People have fun, and that’s exactly how Dean Robert E. McGehee Jr., Ph.D., intends it to be.
“I really appreciate you being here for one of my favorite events of the year,” McGehee said to the crowd of about 100 at the Embassy Suites in Little Rock. “This celebration is about family, because if it weren’t for family, these students wouldn’t be graduating. So on behalf of the Graduate School, I would really like to thank every single family member who supported our graduates during their journey.”
The 2019 Graduate School class earned 16 doctorates, nine Master of Science degrees, and eight graduate certificates. McGehee said that each student is not only leaving with a degree, they in turn have left their mark on the faculty and administrative staff who worked with them along the way.
“By the time you meet these students on paper as applicants, you matriculate them, get to know them, help them through their Graduate School programs and get them all the way to brunch and commencement, they become family,” McGehee said.
Faculty mentor Jean C. McSweeney, Ph.D., R.N., professor and associate dean for research and co-director of the Ph.D. program in the UAMS College of Nursing, was there to support Laura Helen Hayes, who was in the nursing Ph.D. program. Hayes’ dissertation was about providing long-term care to adults who survived a childhood congenital heart defect.
McSweeney said it’s true that family-like ties develop between student and adviser.
“It’s just such a rewarding experience,” McSweeney said. “You work so closely with them and invest so much time and energy with them, and it’s so wonderful to see them succeed. Dr. Hayes has a very bright future ahead of her. She has already received some funding, and she’s joining our faculty. I look forward to continuing to watch her career grow.”
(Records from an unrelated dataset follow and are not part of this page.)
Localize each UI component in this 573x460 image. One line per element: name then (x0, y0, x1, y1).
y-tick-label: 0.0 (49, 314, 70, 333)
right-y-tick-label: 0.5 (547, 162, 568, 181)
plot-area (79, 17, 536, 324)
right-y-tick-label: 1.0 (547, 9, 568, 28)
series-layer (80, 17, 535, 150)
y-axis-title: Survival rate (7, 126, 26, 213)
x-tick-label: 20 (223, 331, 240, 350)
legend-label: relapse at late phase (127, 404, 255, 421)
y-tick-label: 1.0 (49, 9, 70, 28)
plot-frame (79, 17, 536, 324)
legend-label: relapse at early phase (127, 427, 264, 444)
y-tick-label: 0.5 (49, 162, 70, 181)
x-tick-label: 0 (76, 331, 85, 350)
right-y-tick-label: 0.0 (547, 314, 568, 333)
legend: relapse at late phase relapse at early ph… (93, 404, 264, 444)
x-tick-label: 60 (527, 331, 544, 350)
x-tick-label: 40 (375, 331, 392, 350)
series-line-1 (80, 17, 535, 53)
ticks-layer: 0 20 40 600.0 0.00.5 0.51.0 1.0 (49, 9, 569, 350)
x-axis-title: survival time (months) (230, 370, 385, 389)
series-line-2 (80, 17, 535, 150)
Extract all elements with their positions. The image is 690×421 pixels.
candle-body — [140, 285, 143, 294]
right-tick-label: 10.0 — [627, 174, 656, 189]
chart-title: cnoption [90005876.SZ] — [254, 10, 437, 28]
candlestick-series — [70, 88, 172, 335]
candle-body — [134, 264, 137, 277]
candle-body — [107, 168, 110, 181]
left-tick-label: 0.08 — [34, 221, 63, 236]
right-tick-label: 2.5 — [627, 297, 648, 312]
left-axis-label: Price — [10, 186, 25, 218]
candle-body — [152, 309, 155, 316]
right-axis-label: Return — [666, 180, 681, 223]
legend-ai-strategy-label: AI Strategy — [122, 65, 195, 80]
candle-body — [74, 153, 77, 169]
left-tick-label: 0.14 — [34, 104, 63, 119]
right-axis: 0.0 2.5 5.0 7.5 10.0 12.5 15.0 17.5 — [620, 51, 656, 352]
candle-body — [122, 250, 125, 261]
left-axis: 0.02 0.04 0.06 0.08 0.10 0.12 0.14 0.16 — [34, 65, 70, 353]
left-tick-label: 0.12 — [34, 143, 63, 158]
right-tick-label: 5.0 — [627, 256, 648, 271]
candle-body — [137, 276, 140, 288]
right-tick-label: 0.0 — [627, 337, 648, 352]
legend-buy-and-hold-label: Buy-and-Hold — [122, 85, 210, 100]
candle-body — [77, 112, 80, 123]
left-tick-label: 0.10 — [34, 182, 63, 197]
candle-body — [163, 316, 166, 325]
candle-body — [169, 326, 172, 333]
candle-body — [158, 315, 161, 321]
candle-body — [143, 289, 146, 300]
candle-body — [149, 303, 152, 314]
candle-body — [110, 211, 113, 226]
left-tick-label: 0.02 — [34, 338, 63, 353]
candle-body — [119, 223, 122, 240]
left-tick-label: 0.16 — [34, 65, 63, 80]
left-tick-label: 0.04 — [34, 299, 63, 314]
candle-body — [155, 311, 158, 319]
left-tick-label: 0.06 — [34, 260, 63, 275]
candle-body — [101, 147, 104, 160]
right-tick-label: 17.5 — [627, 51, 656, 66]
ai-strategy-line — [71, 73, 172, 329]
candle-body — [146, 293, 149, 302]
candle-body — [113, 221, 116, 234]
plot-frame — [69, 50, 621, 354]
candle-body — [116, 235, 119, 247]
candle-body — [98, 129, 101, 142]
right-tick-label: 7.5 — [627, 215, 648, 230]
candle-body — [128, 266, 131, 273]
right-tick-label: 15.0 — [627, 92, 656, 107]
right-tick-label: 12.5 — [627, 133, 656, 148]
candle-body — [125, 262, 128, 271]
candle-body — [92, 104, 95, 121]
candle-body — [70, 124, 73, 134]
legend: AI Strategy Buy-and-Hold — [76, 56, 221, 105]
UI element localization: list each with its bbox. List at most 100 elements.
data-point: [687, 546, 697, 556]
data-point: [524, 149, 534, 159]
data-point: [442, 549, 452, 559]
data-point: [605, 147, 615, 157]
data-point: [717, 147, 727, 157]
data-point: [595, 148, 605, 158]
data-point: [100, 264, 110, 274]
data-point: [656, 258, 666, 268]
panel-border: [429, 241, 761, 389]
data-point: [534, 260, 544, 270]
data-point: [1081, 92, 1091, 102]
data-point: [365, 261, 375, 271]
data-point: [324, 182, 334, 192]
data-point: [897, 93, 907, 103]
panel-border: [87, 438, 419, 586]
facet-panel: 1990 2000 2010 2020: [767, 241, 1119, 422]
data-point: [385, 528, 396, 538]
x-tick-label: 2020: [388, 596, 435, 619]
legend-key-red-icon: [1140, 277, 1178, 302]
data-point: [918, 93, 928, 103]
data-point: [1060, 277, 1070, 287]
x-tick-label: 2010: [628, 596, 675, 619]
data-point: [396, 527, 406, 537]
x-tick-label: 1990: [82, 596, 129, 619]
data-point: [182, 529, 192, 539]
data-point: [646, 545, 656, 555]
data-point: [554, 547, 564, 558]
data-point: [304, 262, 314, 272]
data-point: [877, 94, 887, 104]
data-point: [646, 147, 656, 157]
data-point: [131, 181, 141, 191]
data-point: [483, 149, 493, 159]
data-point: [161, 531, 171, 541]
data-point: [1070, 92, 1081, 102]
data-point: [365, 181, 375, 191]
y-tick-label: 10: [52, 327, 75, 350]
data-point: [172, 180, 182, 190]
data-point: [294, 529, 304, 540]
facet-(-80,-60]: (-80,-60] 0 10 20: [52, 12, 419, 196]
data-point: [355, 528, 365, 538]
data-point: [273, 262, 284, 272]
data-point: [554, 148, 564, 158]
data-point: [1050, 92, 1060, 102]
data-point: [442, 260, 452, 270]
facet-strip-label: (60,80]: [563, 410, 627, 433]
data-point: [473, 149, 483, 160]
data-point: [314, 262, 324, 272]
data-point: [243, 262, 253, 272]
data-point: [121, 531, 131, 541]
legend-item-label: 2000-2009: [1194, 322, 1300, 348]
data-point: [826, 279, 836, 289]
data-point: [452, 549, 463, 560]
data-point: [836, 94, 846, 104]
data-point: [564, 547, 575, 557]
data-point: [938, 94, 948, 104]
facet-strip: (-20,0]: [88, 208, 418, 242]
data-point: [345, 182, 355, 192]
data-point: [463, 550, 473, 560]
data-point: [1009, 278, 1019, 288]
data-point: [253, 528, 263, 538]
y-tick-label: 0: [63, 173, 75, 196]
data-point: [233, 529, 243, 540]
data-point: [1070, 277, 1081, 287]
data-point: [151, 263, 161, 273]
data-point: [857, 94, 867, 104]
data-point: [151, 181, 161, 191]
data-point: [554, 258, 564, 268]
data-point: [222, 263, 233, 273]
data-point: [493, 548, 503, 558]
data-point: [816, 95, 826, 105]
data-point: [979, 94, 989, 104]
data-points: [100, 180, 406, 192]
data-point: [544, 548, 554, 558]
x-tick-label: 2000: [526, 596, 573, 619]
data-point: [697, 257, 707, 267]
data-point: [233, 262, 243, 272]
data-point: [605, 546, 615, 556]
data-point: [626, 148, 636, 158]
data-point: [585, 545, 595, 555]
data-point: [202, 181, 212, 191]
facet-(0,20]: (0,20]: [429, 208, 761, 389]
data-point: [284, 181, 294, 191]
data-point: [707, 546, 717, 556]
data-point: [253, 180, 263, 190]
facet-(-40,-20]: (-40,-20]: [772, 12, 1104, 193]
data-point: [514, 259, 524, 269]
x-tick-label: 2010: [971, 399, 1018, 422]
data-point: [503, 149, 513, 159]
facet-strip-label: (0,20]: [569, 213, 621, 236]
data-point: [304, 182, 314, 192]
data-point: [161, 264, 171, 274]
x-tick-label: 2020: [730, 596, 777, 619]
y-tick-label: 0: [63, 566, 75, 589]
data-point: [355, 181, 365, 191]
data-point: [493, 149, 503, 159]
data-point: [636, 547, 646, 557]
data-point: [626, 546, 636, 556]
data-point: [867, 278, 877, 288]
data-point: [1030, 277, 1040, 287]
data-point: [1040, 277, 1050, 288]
Chris Bolden — a graduate from the Interdisciplinary Biomedical Sciences Ph.D. program who worked with Eric Peterson, Ph.D., in the Department of Pharmacology and Toxicology on developing a vaccine against methamphetamine addiction — provided the keynote remarks.
Bolden acknowledged the important support he received from his family and mentor, but also thanked his peers.
“I have an amazing group of friends as a result of this journey,” Bolden said. “They became like a family while I was here. During our first year, we would study late at night, we would create study groups and study guides — we would do whatever it took to help each other pass.”
Surveying the crowd, Bolden concluded: “We all made it together.”